Per conseguenza, non esistono, di per sé, valori democratici, libertà o giustizia, se non come verbalismi, vibrazioni sonore, fonemi.
Solo realtà individuali irripetibili fanno parte dell’essere. Elementarità e nichilismo dunque. Ma, con astuzia sofistica, il pensiero unico dominante trasforma il convenzionale e il flatus vocis in realtà oggettive, assolute e indiscutibili. Non esistendo la Verità, deve imporsi l’ideologia più forte. Per cui è posto come naturale e necessario esaltare la “democrazia”, i “diritti civili” delle minoranze, l’”antifascismo”, il “giusto” etc., costruendo surrettiziamente un unico mondo condivisibile.
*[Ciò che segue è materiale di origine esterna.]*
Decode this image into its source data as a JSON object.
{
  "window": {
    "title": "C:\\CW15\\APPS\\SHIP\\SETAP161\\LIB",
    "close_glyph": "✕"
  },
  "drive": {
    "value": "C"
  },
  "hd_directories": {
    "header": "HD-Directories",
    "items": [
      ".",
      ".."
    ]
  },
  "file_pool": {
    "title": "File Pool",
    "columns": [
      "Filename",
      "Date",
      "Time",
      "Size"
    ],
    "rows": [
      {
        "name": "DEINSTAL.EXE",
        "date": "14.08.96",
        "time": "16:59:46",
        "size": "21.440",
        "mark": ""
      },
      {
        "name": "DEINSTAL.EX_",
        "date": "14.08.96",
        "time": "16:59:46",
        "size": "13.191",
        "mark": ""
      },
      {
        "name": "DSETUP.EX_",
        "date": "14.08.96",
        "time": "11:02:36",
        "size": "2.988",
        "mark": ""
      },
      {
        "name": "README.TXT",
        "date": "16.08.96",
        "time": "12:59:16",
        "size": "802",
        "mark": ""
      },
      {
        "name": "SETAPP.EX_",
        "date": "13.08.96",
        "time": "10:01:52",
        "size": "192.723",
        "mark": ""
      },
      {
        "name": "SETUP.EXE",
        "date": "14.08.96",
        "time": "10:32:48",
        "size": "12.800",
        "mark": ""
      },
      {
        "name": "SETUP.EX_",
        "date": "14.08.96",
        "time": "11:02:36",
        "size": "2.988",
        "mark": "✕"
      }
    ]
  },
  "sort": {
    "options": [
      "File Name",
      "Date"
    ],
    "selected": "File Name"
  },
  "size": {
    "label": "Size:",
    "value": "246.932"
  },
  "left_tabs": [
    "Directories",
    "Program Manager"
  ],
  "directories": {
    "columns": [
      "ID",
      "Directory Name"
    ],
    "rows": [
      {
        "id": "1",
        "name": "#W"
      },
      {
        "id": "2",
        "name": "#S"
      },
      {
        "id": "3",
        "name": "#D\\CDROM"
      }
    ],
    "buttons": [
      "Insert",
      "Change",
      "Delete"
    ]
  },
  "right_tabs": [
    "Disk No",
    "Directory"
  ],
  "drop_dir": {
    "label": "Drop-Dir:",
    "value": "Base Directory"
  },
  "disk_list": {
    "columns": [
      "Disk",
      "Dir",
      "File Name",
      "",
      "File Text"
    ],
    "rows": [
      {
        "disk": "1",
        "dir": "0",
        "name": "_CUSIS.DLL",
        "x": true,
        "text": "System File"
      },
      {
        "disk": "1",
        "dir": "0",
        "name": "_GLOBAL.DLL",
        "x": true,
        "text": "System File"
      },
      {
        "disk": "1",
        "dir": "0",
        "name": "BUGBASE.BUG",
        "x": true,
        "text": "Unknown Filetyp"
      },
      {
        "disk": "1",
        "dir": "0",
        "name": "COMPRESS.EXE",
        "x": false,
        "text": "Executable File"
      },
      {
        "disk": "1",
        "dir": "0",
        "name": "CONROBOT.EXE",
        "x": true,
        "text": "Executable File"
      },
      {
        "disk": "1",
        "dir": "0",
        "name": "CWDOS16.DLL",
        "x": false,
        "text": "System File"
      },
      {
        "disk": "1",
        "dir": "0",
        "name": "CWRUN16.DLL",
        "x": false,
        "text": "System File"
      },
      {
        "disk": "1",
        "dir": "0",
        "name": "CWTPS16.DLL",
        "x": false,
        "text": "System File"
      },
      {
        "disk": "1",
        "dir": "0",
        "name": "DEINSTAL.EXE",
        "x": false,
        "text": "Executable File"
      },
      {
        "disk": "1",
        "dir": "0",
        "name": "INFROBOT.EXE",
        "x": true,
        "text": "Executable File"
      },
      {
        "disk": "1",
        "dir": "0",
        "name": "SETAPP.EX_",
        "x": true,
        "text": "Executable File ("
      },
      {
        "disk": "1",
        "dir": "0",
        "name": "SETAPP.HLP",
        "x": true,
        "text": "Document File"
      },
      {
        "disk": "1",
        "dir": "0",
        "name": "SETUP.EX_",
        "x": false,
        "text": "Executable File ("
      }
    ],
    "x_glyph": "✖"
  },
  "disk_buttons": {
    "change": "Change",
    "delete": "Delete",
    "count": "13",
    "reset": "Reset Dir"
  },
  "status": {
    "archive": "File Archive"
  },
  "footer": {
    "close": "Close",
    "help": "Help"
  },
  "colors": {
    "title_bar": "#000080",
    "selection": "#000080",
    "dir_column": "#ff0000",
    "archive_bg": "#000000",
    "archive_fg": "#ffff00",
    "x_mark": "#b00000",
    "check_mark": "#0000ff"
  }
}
Un presente che si crede eterno
E, da questo punto di vista, risulta opportuno, e doveroso, non soltanto giudicare, ma anche annichilire o riscrivere il passato secondo i dettami dell’egemonia mistificatrice del presente. Di un presente che si vorrebbe eterno E si potrebbero fare svariati esempi.
Se l’ipotesi regge è possibile un’opposizione allo status quo solo a patto di non cadere nelle trappole linguistiche che inducono ad una certa forma mentis, quella dell’individuo-massa indifferenziato sparse ovunque dall’Apparato egemone. E solo a patto, soprattutto, di esercitare un pensiero di ordine critico. Ciò permette una distaccata e serena valutazione delle dinamiche in atto, a livello di mutazione antropologica indotta, in corso d’opera. Senza un atteggiamento del tipo richiamato, ogni forma di “guerriglia culturale” risulta vana, se non controproducente.